Eat more beef throughout the day. Add some beef to my breakfast AND lunch. Should I sweat the 80% lean beef, or do you suggest buying the 90+% lean stuff?

Lose the fat-free milk and get the whole stuff![/quote]

Plain old ground beef. Not the lean kind.

As for sodium, I don’t worry too much about it, but I also eat hardly any processed food and use very little salt.

Ivan,

I’m a newbie here, but take the advice of the people who are trying to help and don’t get bummed out by those who are rude.

I understand your predicament. I was an obese 260# (6’ 2"; 40 y.o.) and lost 75# with lots of cardio and better eating. About a year ago I started lifting on my own and increased my calories, and didn’t see any progress (still scrawny but ~17% BF - “skinny-fat” as people around here would say). I started with a trainer, and he and a nutritionist sat down with me to figure out why I wasn’t making progress. Part of it was that I wasn’t lifting hard enough, but we also figured out that even when I “increased” my calories I was getting like 2000-2200/day! They were like “DUH”! I was scared of getting fat again, but I promised to up that to 3000/day, doing 1 hr of hard lifting 4x/wk and ~40 min/day of light cardio the other days. 3 weeks later, I’m down 2 lbs from when I started with the trainer! Up go the calories!

It’s hard though, because compared to what I was doing before, it feels like I’m stuffing food down my throat all the time just to get in the 3000/day. Every time I turn around another 3 hours has passed and it’s time to get in >600 calories more! I’m already getting 300 g/day of protein, which seems to be in the range of recommended (>1.5 gm/lb), but I’ll have to take the carbs and fats up. Luckily, as someone else said, you can’t walk 5 feet without running into a pile of carbs and fats in this country.

I think you and I will be trying to find the same thing: calorie dense foods that aren’t entirely unhealthy but that you can eat a lot of and not feel so stuffed you think you’re going to puke. I’ll be switching from my regular protein shakes (really low carb) to something more like a gainer, and try to get in at least 2 of those a day. Thanks to others for the suggestion of ground beef. I’m obviously not getting enough carbs pre-workout and will change that immediately.

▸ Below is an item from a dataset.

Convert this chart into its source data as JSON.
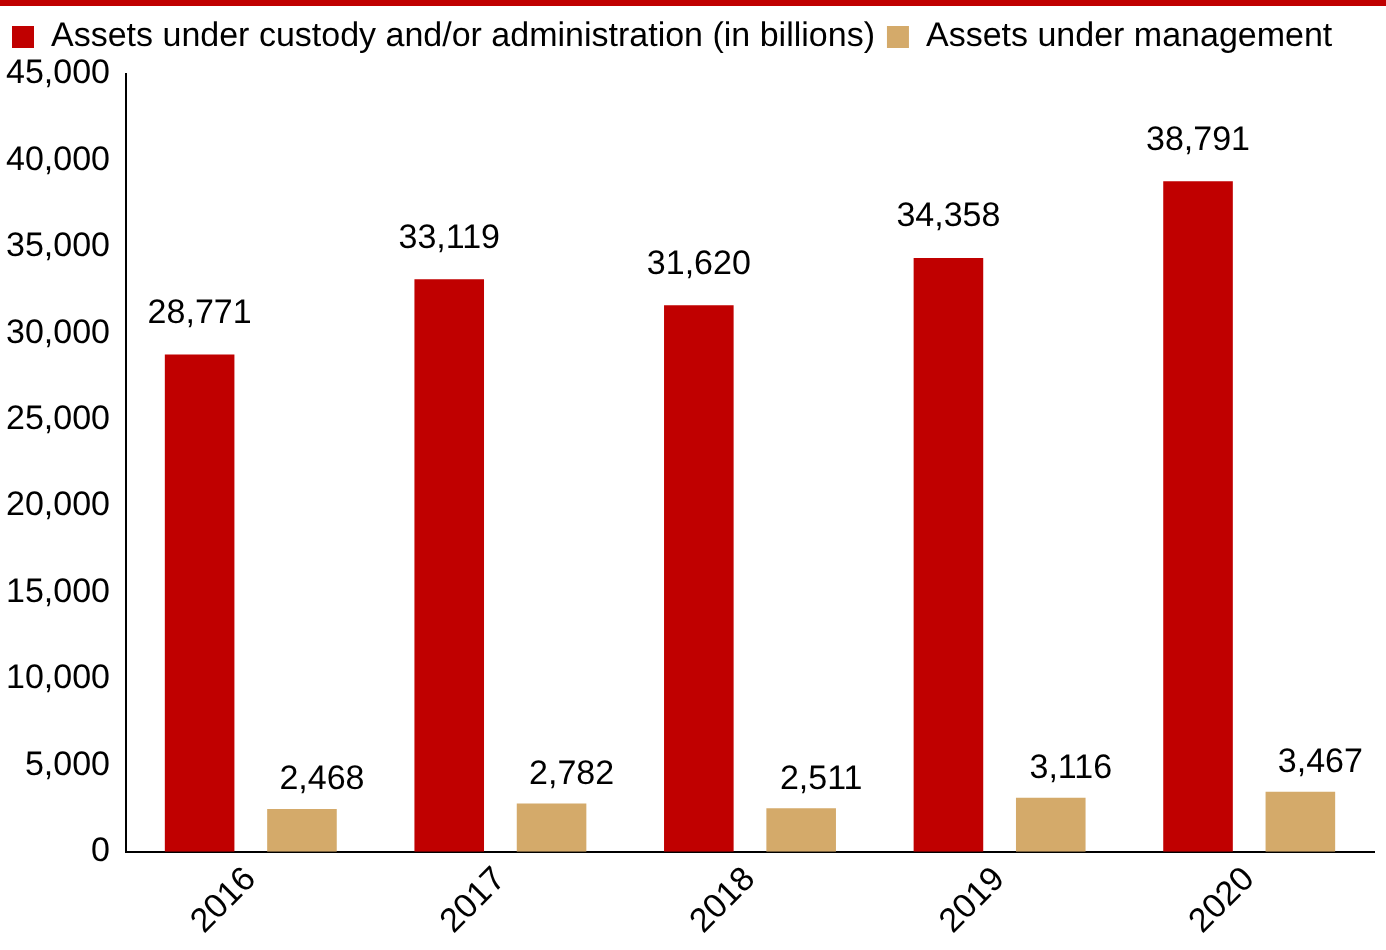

For those out there giving advice to the two of us: we can get lots of calories fast with crap like donuts, pizza, etc. (that’s how I got to 260# in the first place). Should we use some food like this to increase the calories?

[quote]tbartman wrote:
Ivan,

For those out there giving advice to the two of us: we can get lots of calories fast with crap like donuts, pizza, etc. (that’s how I got to 260# in the first place). Should we use some food like this to increase the calories? [/quote]

In general, I think it’s best to keep to clean foods most of the time. However, if you haven’t eaten in 3 hours and all that is available is left-over frito casserole and a jelly donut, then by god eat it.

Fast food is fine in moderation if it helps you get your calories in.

Basically, it is better to eat ANYTHING than it is to eat nothing.